Je redresse les épaules, marche jusqu'à l'auberge en évitant les mains. Ça va passer, dès qu'ils m'auront croisée deux, trois fois, ils vont m'oublier, reprendre leur vie. Mais ça ne passe pas. C'est Carnaval à Carriacou, les hommes boivent toute la journée, puis toute la nuit. La musique fait vibrer mon lit. J'hallucine éveillée. Pour la première fois depuis le début de mon voyage, je m'enferme dans une vision tout en noir, impossible d'étabir la moindre relation, trop sauvages, ils n'ont pas de distance sur le monde, tout en prise directe, une vie sauvage et insouciante au présent, faite de besoins primaires qu'ils assouvissent primairement. ils ne croient qu'à la weed, le sexe et la musique...
On me suit jusqu'à l'hôtel. On tente d'entrer dans ma chambre. Bientôt, je suis enfermée, totalement recluse dans ma chambre à espérer que la musique s'éteigne. Des cris barbares, des chants, des coups de klaxon, et des canettes de bière qui éclatent contre des murs. Une ambiance de fin de fête de la musique à Paris. Je plonge dans l'univers célinien de Voyage au bout de la nuit. De la folie, la maladie qui menace l'Occidental dans ces pays lascifs et mous. Les danses lascives énervent les esprits. Des moteurs vrombissent, et la musisque reprend. Hip hop et mauvaise soul alternent avec les rythmes du carnaval.
Quand l'homme de ménage me demande d'un air coquin si mon mari doit me rejoindre, je suis à deux doigts de lui sauter à la gorge ou de m'effondrer en larmes sur le lit. Je suis épuisée par ce sentiment de vulnérabilité, épuisée de m'inventer mari et enfants en guise de mur, épuisée de ne pouvoir établir aucun contact autre que celui-là depuis une semaine, épuisée de ne pas pouvoir relâcher ma méfiance.
Je devais attendre quelques jours le bateau qui me mène à l'étape suivante. Je craque. Fais marche arrière, suis à deux doigts de prendre un avion pour rentrer. Mais l'auberge de Grenade me recueille et me redonne les forces nécessaires pour continuer. Je repartirais en avion donc, une fois de plus, pour sauter par dessus ces îles sauvages et me rendre directement à St-Vincent.







Jardins

À flanc de montagne, au coeur de l'île, des jardins presque verticaux, que la pluie arrose chaque jour. Kallulla, carottes, tomates, laitues, racines. Côté rue, bananiers en fleur et manguiers. Une chèvre, quelques poules. "Il faut lire le paysage", me dit-il.
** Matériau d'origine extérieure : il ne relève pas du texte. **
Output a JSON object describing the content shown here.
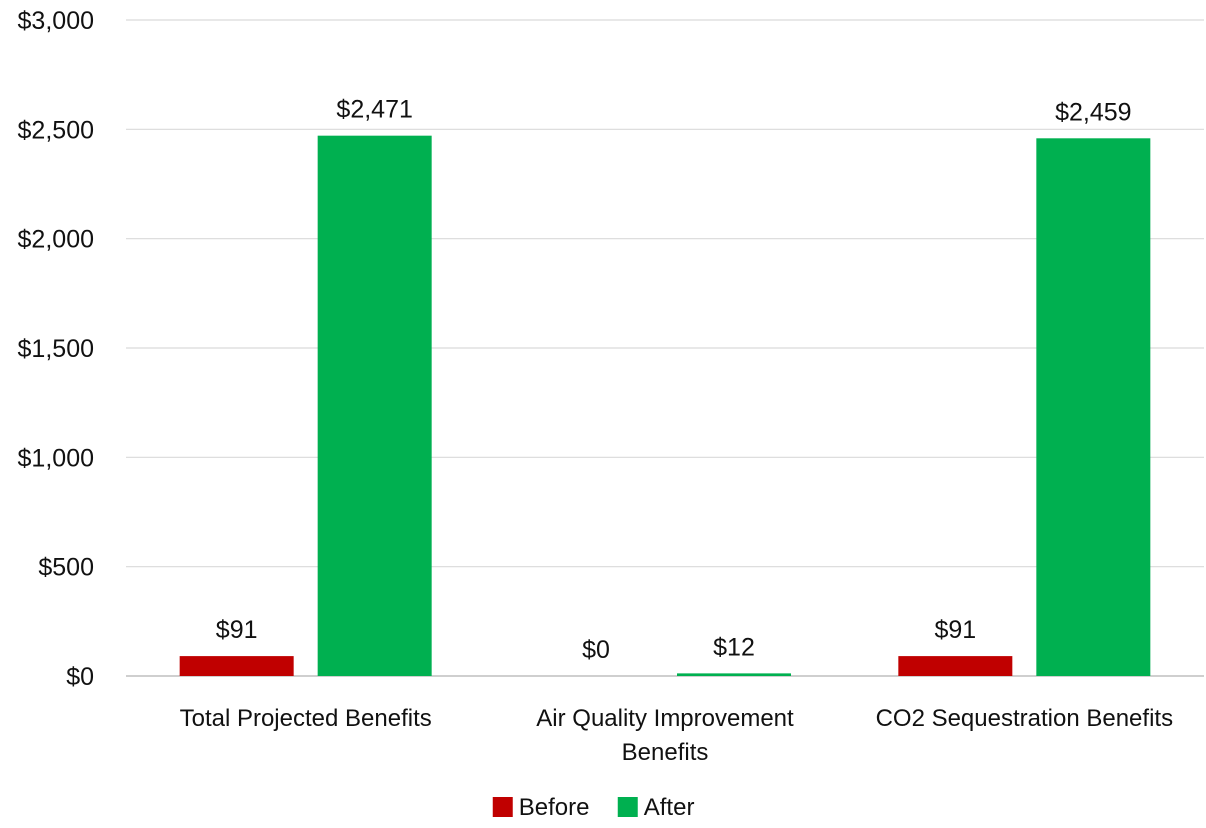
{
  "chart_data": {
    "type": "bar",
    "categories": [
      [
        "Total Projected Benefits"
      ],
      [
        "Air Quality Improvement",
        "Benefits"
      ],
      [
        "CO2 Sequestration Benefits"
      ]
    ],
    "series": [
      {
        "name": "Before",
        "values": [
          91,
          0,
          91
        ],
        "labels": [
          "$91",
          "$0",
          "$91"
        ],
        "color": "#c00000"
      },
      {
        "name": "After",
        "values": [
          2471,
          12,
          2459
        ],
        "labels": [
          "$2,471",
          "$12",
          "$2,459"
        ],
        "color": "#00b050"
      }
    ],
    "ylim": [
      0,
      3000
    ],
    "yticks": [
      0,
      500,
      1000,
      1500,
      2000,
      2500,
      3000
    ],
    "ytick_labels": [
      "$0",
      "$500",
      "$1,000",
      "$1,500",
      "$2,000",
      "$2,500",
      "$3,000"
    ],
    "grid": true,
    "legend": "bottom",
    "title": "",
    "xlabel": "",
    "ylabel": "",
    "colors": {
      "gridline": "#d9d9d9",
      "axis": "#bfbfbf",
      "text": "#111111",
      "background": "#ffffff"
    }
  }
}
"Au bord des plantes-manger, il faut des plantes-médecine, et celles qui fascinent la chance et désarment les zombis. Le tout bien emmêlé n'épuise jamais la terre. C'est ça jardin créole."
Texaco, p. 168

Ici, ils vivent de leur terre.

Sortie des écoles



Île ou continent, la sortie des écoles, c'est la même partout. Ils courent, crient, se poussent, se marrent. La journée peut commencer. "Tu viens gouter à la maison?"

Ici, les écoles sont gratuites et religieuses. L'uniforme obligatoire.